Heute ist Jóhanna Sigurðardóttir Premierministerin einer Regierung, in der Männer und Frauen gleich viele Posten besetzen. Sie hat ihren Berufsweg als Stewardess begonnen, setzte ihn fort als Gewerkschaftsfunktionärin und Parlamentsabgeordnete und schließlich Premierministerin. Sie ist Mutter von zwei Kindern, geschieden und hat 2010 ihre Lebensgefährtin geheiratet – ohne Skandal, ohne Proteststurm in der Presse oder der Bevölkerung.

In Island ist es zur Regel geworden, Frauen ganz selbstverständlich gleichberechtigt in die Verantwortung zu holen und dabei so manche Tabus von gestern über Bord zu werfen. Im April 2012 wählte die Isländische Kirche zum ersten Mal eine Frau an ihre Spitze: Agnès Sigurdardóttir, Pastorin, geschieden und Mutter von drei Kindern. Und für die Präsidentschaftswahlen am 30. Juni steht eine Bewerberin ganz oben in den Meinungsumfragen: Sie ist Journalistin, 37 Jahre alt und war zum Zeitpunkt unserer Dreharbeiten im Mai gerade hochschwanger, mitten in ihrer Wahlkampagne.

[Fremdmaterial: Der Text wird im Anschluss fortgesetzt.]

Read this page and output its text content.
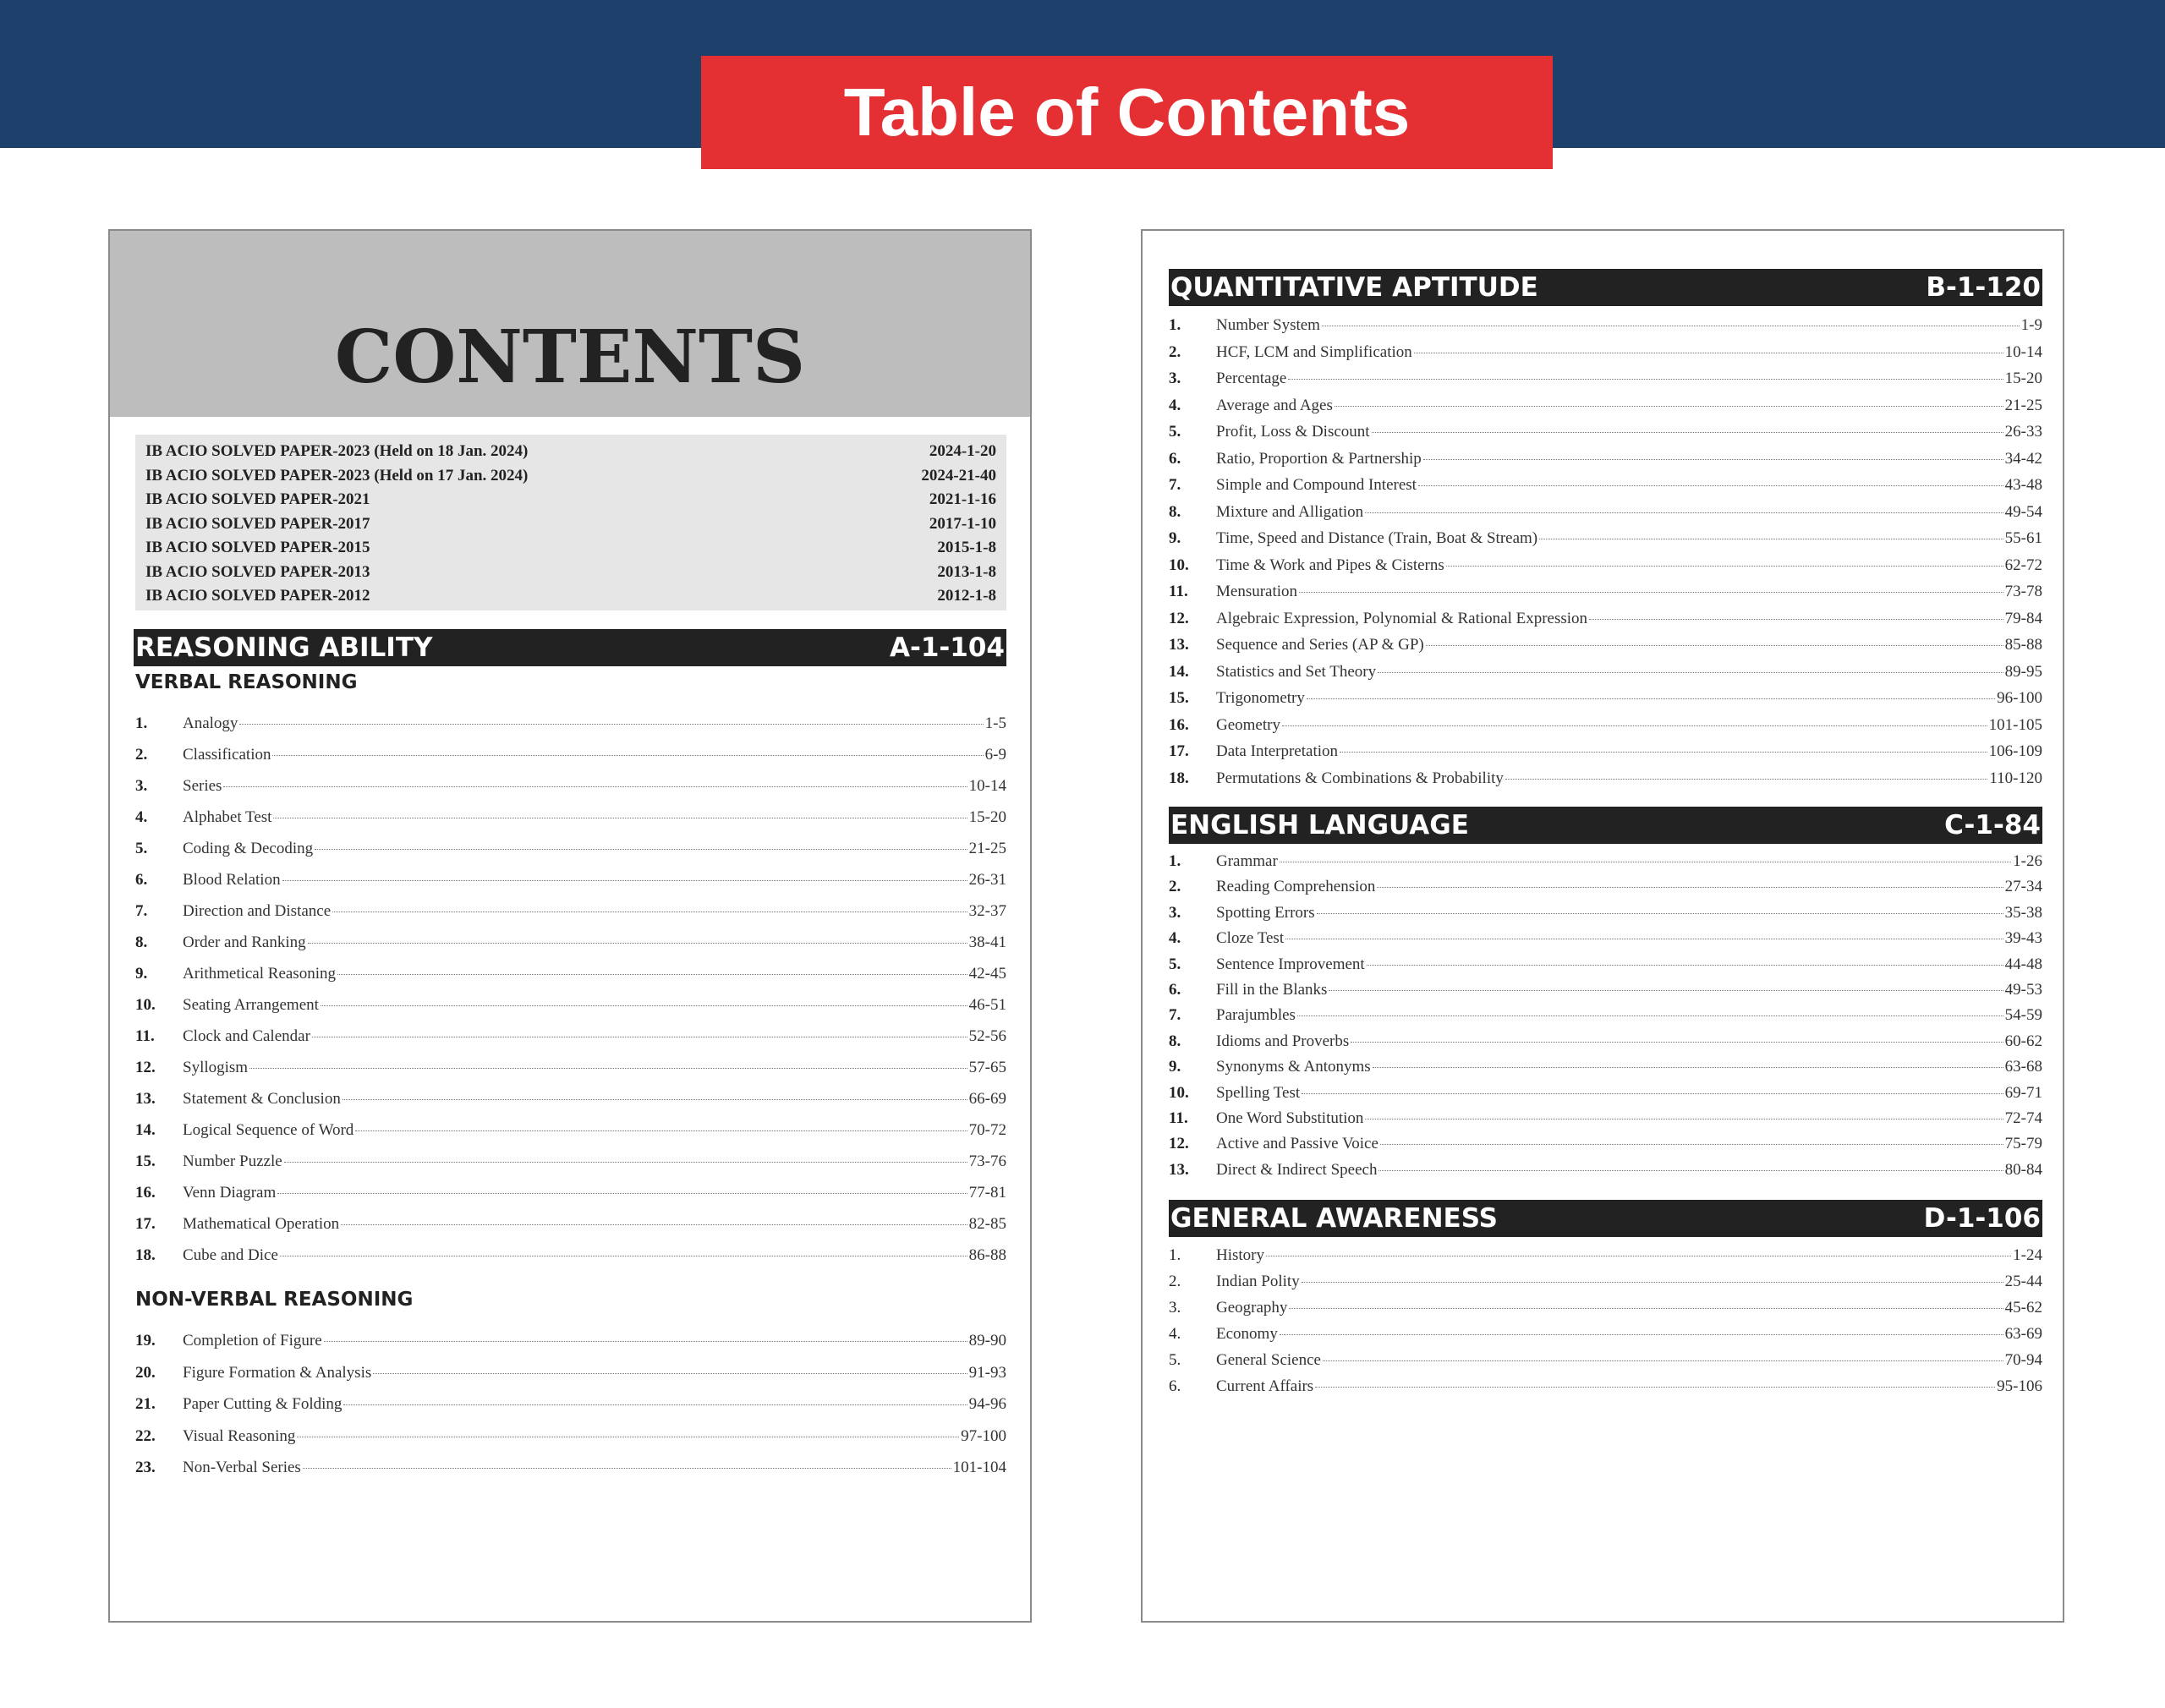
Table of Contents
CONTENTS
IB ACIO SOLVED PAPER-2023 (Held on 18 Jan. 2024)	2024-1-20
IB ACIO SOLVED PAPER-2023 (Held on 17 Jan. 2024)	2024-21-40
IB ACIO SOLVED PAPER-2021	2021-1-16
IB ACIO SOLVED PAPER-2017	2017-1-10
IB ACIO SOLVED PAPER-2015	2015-1-8
IB ACIO SOLVED PAPER-2013	2013-1-8
IB ACIO SOLVED PAPER-2012	2012-1-8
REASONING ABILITY	A-1-104
VERBAL REASONING
1.	Analogy	1-5
2.	Classification	6-9
3.	Series	10-14
4.	Alphabet Test	15-20
5.	Coding & Decoding	21-25
6.	Blood Relation	26-31
7.	Direction and Distance	32-37
8.	Order and Ranking	38-41
9.	Arithmetical Reasoning	42-45
10.	Seating Arrangement	46-51
11.	Clock and Calendar	52-56
12.	Syllogism	57-65
13.	Statement & Conclusion	66-69
14.	Logical Sequence of Word	70-72
15.	Number Puzzle	73-76
16.	Venn Diagram	77-81
17.	Mathematical Operation	82-85
18.	Cube and Dice	86-88
NON-VERBAL REASONING
19.	Completion of Figure	89-90
20.	Figure Formation & Analysis	91-93
21.	Paper Cutting & Folding	94-96
22.	Visual Reasoning	97-100
23.	Non-Verbal Series	101-104
QUANTITATIVE APTITUDE	B-1-120
1.	Number System	1-9
2.	HCF, LCM and Simplification	10-14
3.	Percentage	15-20
4.	Average and Ages	21-25
5.	Profit, Loss & Discount	26-33
6.	Ratio, Proportion & Partnership	34-42
7.	Simple and Compound Interest	43-48
8.	Mixture and Alligation	49-54
9.	Time, Speed and Distance (Train, Boat & Stream)	55-61
10.	Time & Work and Pipes & Cisterns	62-72
11.	Mensuration	73-78
12.	Algebraic Expression, Polynomial & Rational Expression	79-84
13.	Sequence and Series (AP & GP)	85-88
14.	Statistics and Set Theory	89-95
15.	Trigonometry	96-100
16.	Geometry	101-105
17.	Data Interpretation	106-109
18.	Permutations & Combinations & Probability	110-120
ENGLISH LANGUAGE	C-1-84
1.	Grammar	1-26
2.	Reading Comprehension	27-34
3.	Spotting Errors	35-38
4.	Cloze Test	39-43
5.	Sentence Improvement	44-48
6.	Fill in the Blanks	49-53
7.	Parajumbles	54-59
8.	Idioms and Proverbs	60-62
9.	Synonyms & Antonyms	63-68
10.	Spelling Test	69-71
11.	One Word Substitution	72-74
12.	Active and Passive Voice	75-79
13.	Direct & Indirect Speech	80-84
GENERAL AWARENESS	D-1-106
1.	History	1-24
2.	Indian Polity	25-44
3.	Geography	45-62
4.	Economy	63-69
5.	General Science	70-94
6.	Current Affairs	95-106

Falls sie gewinnt, hat ihr Mann versprochen, seinen Job aufzugeben und sich um ihre sechs Kinder zu kümmern.

China: Geraubte Kinder zu verkaufen

Kinder zu stehlen und zu verkaufen ist in China ein einträgliches Geschäft: 200 000 Mädchen und Jungen, schätzt die Internetplattform „Baby Come Home“, werden dort jedes Jahr von Menschenhändlern entführt: Manche schuften als Arbeitssklaven auf dem Land andere als Bettler oder Prostituierte in den Städten. Manche werden von kinderlosen Familien gekauft – die Jungen als Stammhalter und die Mädchen als künftige und früh zu verheiratenden Braut.

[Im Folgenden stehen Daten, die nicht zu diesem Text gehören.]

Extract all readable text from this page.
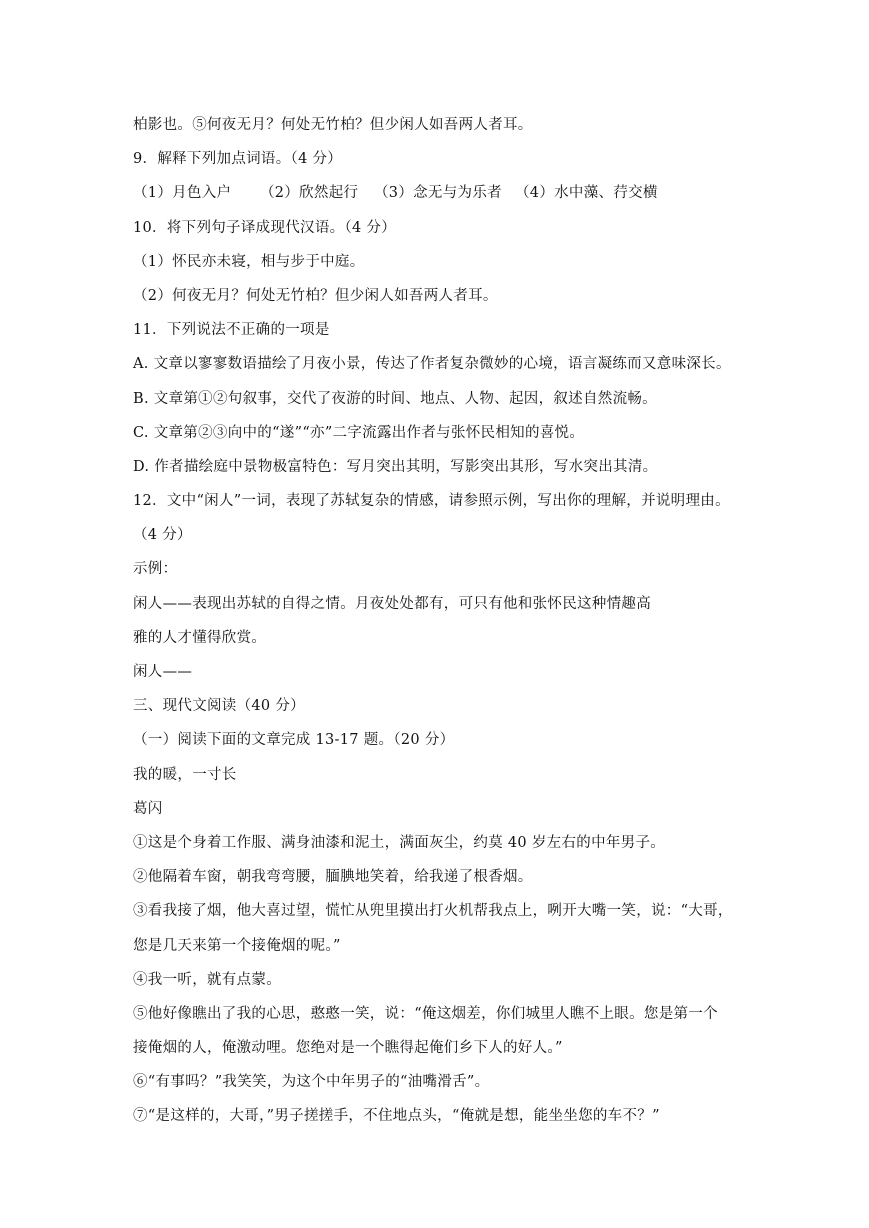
柏影也。⑤何夜无月？何处无竹柏？但少闲人如吾两人者耳。
9．解释下列加点词语。（4 分）
（1）月色入户 （2）欣然起行 （3）念无与为乐者 （4）水中藻、荇交横
10．将下列句子译成现代汉语。（4 分）
（1）怀民亦未寝，相与步于中庭。
（2）何夜无月？何处无竹柏？但少闲人如吾两人者耳。
11．下列说法不正确的一项是
A. 文章以寥寥数语描绘了月夜小景，传达了作者复杂微妙的心境，语言凝练而又意味深长。
B. 文章第①②句叙事，交代了夜游的时间、地点、人物、起因，叙述自然流畅。
C. 文章第②③向中的“遂”“亦”二字流露出作者与张怀民相知的喜悦。
D. 作者描绘庭中景物极富特色：写月突出其明，写影突出其形，写水突出其清。
12．文中“闲人”一词，表现了苏轼复杂的情感，请参照示例，写出你的理解，并说明理由。
（4 分）
示例：
闲人——表现出苏轼的自得之情。月夜处处都有，可只有他和张怀民这种情趣高
雅的人才懂得欣赏。
闲人——
三、现代文阅读（40 分）
（一）阅读下面的文章完成 13-17 题。（20 分）
我的暖，一寸长
葛闪
①这是个身着工作服、满身油漆和泥土，满面灰尘，约莫 40 岁左右的中年男子。
②他隔着车窗，朝我弯弯腰，腼腆地笑着，给我递了根香烟。
③看我接了烟，他大喜过望，慌忙从兜里摸出打火机帮我点上，咧开大嘴一笑，说：“大哥，
您是几天来第一个接俺烟的呢。”
④我一听，就有点蒙。
⑤他好像瞧出了我的心思，憨憨一笑，说：“俺这烟差，你们城里人瞧不上眼。您是第一个
接俺烟的人，俺激动哩。您绝对是一个瞧得起俺们乡下人的好人。”
⑥“有事吗？”我笑笑，为这个中年男子的“油嘴滑舌”。
⑦“是这样的，大哥，”男子搓搓手，不住地点头，“俺就是想，能坐坐您的车不？”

Die Polizei in China rafft sich selten auf, ernsthaft nach den entführten Kindern zu fahnden. Deshalb hat die Internetplattform „Baby Come Home“ landesweit ein Netz von 50 000 freiwilligen Helfern im ganzen Land aufgebaut. Zurzeit suchen sie 6 000 Kinder auf ihrer Homepage – verzweifelte Eltern haben sich an sie gewandt, weil sie von der Polizei enttäuscht sind und die Hoffnung nicht aufgeben wollen, ihr Kind eines Tages wieder in die Arme schließen zu können.

Hou Dianming sucht seine kleine Tochter Wanping. Sie ist jetzt fünf und sie war erst drei Jahre alt, als irgendjemand sie vor zwei Jahren aus ihrer Wohnung in Schanghai entführte – seitdem ist ihr Vater ein Getriebener. Er folgt wieder einmal einer Spur, dieses Mal in den Süden Chinas. Jemand will sie dort erkannt haben. Es ist schon die sechste Reise, die er unternimmt, um sie wiederzufinden. Bisher waren alle Versuche vergeblich.

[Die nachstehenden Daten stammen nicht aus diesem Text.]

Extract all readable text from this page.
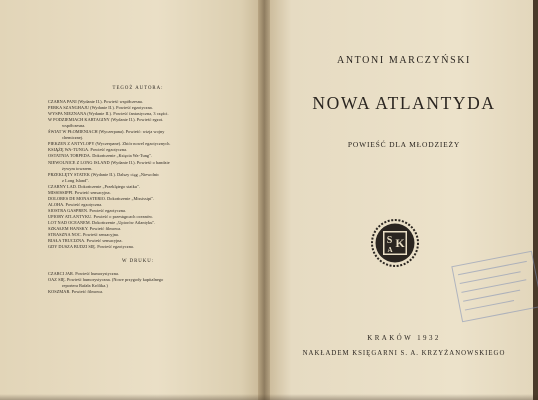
TEGOŻ AUTORA:
CZARNA PANI (Wydanie II.). Powieść współczesna.
PERKA SZANGHAJU (Wydanie II.). Powieść egzotyczna.
WYSPA NIEZNANA (Wydanie II.). Powieść fantastyczna, 3 części.
W PODZIEMIACH KARTAGINY (Wydanie II.). Powieść egzot.
współczesna.
ŚWIAT W PŁOMIENIACH (Wyczerpana). Powieść: wizja wojny
chemicznej.
PIEKZEN Z ANTYLOPY (Wyczerpane). Zbiór nowel egzotycznych.
KSIĄŻĘ WA-TUNGA. Powieść egzotyczna.
OSTATNIA TORPEDA. Dokończenie „Księcia Wa-Tung".
NIEWOLNICE Z LONG ISLAND (Wydanie II.). Powieść o bandzie
żywym towarem.
PRZEKLĘTY STATEK (Wydanie II.). Dalszy ciąg „Niewolnic
z Long Island".
CZARNY LAD. Dokończenie „Przeklętego statku".
MISSISSIPPI. Powieść sensacyjna.
DOLORES DE MONASTERIO. Dokończenie „Mississipi".
ALOHA. Powieść egzotyczna.
SIOSTRA GASPREN. Powieść egzotyczna.
UPIORY ATLANTYKU. Powieść o przestępcach oceanów.
LOT NAD OCEANEM. Dokończenie „Upiorów Atlantyku".
SZKAŁEM HANSKY. Powieść filmowa.
STRASZNA NOC. Powieść sensacyjna.
BIAŁA TRUCIZNA. Powieść sensacyjna.
GDY DUSZA BUDZI SIĘ. Powieść egzotyczna.
W DRUKU:
CZARCI JAR. Powieść humorystyczna.
OAZ SIĘ. Powieść humorystyczna. (Nowe przygody kapitalnego
reportera Rafała Królika.)
KOSZMAR. Powieść filmowa.
ANTONI MARCZYŃSKI
NOWA ATLANTYDA
POWIEŚĆ DLA MŁODZIEŻY
S K
A
KRAKÓW 1932
NAKŁADEM KSIĘGARNI S. A. KRZYŻANOWSKIEGO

Dai ist 32 Jahre alt. Sie war erst zehn, als Menschenhändler sie entführten und 1989 an eine Bauernfamilie in der Fujian-Provinz verkauften. Sie durfte nicht mehr in die Schule gehen und musste hart arbeiten. Ihre leiblichen Eltern hat sie seit 22 Jahren nicht mehr gesehen. Die ARTE-Reporter haben die beiden begleitet: den Vater Hou Dianming auf der Suche nach seiner Tochter – und die Tochter Dai auf der Suche nach ihren Eltern.

Ramallah: Sehnsucht nach Leben

Die jungen Leute in Ramallah wollen leben – trotz alledem: in ihrem Land, das kein Land sein darf, das von politischen und religiösen Hardlinern gespalten ist – und wo vom arabischen Frühling wenig zu spüren ist. 20 Jahre alt zu sein, auf der Suche nach einem Platz im Leben, das ist in den Palästinensischen Gebieten eine Herausforderung.

Man nennt sie die Shebabs, die neue Generation der jungen Leute, eingeklemmt zwischen den Traditionen ihrer Eltern und den Verführungen moderner Zeiten vor allem im Internet. Die jungen Leute in Hebron reden miteinander online in den Internet-Cafés, dort trauen sie sich miteinander zu flirten, ungesehen von den kontrollierenden Blicken der Älteren. In sechs Monaten gewann Facebook 30 Prozent mehr Nutzer in den Palästinensischen Gebieten, im April waren es 910.000 Profile, das sind immerhin ein Drittel der Menschen die dort leben.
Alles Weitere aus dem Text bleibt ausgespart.